R makes it easy to work with and learn from data.

It also happens to be a programmming language, but if you’re reading this, that might not be of interest. That’s OK — the goal here is not to teach programming1. The goal is to teach you just enough R to be confident to explore your data.

This book uses R like any other statistics software: To work-with and visualise data, run statistical analyses, and share our results with others. To do that you don’t need more than the absolute basics of the R language itself. The first chapters walk you through what you need to know to be productive.

Things to know Before you start

This guide is fairly opinionated, but for good reason.
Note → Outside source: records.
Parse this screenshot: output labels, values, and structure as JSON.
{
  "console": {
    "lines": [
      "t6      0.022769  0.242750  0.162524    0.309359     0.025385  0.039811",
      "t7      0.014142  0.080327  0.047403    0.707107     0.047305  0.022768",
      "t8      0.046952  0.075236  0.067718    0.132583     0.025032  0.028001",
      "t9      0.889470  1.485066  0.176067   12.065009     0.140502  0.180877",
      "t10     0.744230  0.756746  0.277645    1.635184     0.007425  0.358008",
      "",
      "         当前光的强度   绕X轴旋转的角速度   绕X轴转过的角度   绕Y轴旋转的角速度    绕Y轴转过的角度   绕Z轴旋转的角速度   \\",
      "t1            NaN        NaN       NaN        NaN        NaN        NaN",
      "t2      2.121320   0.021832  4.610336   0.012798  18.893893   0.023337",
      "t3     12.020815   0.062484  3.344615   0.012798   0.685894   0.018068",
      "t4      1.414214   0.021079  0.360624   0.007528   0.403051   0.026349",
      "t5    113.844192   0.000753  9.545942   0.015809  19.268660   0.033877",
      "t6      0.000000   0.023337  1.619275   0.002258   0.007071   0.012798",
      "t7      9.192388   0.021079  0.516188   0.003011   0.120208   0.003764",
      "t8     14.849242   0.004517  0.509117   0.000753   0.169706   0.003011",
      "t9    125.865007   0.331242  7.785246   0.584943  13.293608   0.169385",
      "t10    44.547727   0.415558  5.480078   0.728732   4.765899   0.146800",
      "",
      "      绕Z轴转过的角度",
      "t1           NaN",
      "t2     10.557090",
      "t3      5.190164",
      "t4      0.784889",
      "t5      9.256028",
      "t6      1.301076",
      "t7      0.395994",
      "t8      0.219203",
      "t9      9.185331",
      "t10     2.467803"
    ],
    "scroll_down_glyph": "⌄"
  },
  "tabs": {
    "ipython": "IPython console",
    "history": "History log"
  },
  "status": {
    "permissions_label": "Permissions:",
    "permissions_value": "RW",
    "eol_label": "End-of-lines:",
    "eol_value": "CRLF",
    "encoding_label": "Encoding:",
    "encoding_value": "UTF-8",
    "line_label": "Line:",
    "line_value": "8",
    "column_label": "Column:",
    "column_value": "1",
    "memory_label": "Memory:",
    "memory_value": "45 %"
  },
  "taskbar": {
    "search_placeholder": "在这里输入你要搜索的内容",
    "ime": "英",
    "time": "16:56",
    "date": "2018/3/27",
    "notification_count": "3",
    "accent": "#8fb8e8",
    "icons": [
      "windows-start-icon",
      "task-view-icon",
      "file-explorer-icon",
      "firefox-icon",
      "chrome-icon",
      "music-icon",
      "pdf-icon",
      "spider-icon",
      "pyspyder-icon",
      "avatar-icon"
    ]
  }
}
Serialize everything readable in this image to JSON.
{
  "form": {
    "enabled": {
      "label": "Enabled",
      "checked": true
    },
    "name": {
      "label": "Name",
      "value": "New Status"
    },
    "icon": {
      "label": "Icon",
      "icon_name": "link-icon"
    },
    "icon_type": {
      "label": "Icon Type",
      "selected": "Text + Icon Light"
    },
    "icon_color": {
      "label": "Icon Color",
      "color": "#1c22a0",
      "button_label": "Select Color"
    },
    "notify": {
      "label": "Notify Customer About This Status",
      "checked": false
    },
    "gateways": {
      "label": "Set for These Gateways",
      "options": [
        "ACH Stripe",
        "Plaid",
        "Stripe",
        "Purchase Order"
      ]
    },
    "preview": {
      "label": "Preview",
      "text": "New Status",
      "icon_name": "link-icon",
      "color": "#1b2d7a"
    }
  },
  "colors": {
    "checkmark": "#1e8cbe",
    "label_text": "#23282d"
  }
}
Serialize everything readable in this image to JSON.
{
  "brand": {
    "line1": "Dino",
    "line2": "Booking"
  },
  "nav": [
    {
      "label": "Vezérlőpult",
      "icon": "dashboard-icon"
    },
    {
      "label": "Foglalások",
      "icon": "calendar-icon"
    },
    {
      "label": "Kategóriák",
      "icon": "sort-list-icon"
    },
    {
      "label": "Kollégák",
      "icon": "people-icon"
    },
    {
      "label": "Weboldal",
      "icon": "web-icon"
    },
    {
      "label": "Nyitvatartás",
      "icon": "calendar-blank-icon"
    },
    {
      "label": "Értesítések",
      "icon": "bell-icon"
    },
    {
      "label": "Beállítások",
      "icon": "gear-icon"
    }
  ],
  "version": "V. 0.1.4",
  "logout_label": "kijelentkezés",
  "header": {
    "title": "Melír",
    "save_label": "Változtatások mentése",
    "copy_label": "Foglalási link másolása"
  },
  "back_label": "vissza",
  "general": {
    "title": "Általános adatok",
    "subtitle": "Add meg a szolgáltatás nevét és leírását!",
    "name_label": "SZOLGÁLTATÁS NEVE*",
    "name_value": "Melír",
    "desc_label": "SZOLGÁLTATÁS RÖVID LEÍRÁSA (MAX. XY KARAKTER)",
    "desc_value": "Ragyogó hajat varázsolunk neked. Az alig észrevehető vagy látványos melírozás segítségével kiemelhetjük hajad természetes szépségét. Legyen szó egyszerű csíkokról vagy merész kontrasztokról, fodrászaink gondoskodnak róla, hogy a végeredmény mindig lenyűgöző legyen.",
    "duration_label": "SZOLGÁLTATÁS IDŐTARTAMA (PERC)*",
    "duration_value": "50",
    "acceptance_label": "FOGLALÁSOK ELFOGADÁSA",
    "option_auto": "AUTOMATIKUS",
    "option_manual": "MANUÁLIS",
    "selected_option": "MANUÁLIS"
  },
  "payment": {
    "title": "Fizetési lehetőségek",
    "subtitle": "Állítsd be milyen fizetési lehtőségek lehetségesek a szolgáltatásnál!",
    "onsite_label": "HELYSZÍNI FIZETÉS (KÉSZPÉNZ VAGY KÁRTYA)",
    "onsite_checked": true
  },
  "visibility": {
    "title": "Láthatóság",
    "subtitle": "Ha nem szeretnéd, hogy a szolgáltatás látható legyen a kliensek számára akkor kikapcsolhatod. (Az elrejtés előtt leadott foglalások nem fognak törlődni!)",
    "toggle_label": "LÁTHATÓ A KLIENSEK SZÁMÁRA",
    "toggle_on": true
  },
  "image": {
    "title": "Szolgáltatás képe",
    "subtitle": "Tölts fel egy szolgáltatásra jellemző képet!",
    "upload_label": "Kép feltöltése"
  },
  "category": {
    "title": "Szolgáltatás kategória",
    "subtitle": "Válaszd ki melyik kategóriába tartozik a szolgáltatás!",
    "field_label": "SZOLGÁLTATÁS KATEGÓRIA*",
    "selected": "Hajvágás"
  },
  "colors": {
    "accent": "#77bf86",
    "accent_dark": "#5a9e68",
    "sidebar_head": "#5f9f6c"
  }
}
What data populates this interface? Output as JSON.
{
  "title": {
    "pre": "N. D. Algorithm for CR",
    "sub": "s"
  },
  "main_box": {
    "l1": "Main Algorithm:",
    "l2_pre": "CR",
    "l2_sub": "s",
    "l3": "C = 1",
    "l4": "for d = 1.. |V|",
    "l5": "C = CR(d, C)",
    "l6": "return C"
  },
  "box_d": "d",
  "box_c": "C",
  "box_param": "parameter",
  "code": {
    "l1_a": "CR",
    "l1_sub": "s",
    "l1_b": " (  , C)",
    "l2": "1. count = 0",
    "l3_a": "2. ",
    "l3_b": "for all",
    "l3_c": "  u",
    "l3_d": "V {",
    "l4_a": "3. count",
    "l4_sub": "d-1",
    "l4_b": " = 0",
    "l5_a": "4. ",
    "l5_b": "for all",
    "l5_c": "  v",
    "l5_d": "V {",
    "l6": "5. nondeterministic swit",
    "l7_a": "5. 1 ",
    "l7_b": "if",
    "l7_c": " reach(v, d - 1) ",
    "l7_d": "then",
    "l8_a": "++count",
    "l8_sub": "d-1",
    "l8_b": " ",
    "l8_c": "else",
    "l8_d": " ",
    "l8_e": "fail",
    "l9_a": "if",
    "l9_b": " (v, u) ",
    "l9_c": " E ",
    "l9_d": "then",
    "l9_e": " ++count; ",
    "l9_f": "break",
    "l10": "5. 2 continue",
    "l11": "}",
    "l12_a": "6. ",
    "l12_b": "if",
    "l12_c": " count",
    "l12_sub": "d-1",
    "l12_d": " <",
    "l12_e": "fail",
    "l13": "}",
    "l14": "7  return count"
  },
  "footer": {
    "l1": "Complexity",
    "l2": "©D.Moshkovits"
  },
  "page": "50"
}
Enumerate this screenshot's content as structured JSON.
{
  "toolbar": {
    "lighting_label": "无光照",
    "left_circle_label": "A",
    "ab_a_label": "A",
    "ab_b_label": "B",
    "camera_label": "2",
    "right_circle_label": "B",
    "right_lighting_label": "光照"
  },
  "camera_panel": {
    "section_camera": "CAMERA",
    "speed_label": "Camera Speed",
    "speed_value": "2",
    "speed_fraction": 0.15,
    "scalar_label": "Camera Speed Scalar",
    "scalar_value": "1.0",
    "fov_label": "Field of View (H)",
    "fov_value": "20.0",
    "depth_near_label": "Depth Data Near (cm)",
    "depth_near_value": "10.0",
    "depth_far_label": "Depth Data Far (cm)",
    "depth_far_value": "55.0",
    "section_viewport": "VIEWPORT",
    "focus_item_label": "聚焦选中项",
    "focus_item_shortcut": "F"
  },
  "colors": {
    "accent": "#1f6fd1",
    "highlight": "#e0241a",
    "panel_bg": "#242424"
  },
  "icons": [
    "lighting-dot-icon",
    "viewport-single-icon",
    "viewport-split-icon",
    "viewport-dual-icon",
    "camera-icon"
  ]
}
There are lots of ways to use R, and this has been a barrier for beginners. In particular base-R functions can be oddly-named, or lack a regular or predictable interface. For this reason we:

  • Recommend (strongly) that you install and use ‘packages’ that extend some of R’s basic functionality. These packages are powerful tools in their own right, but also hide some of the complexities of R in a clear and consistent way. It might seem restrictive but, to begin with, learning only these packages will help you form a more consistent mental model and make rapid progress. You can learn the crufty old bits (which still have their uses) later on.

  • Assume you are using the RStudio editor and working in an RMarkdown document (see the next section). If you don’t have access to RStudio yet, see the installation guide.


These documents are licensed under the CC BY-SA licence.

  1. This is a lie, but hopefully it won’t be obvious until it’s too late.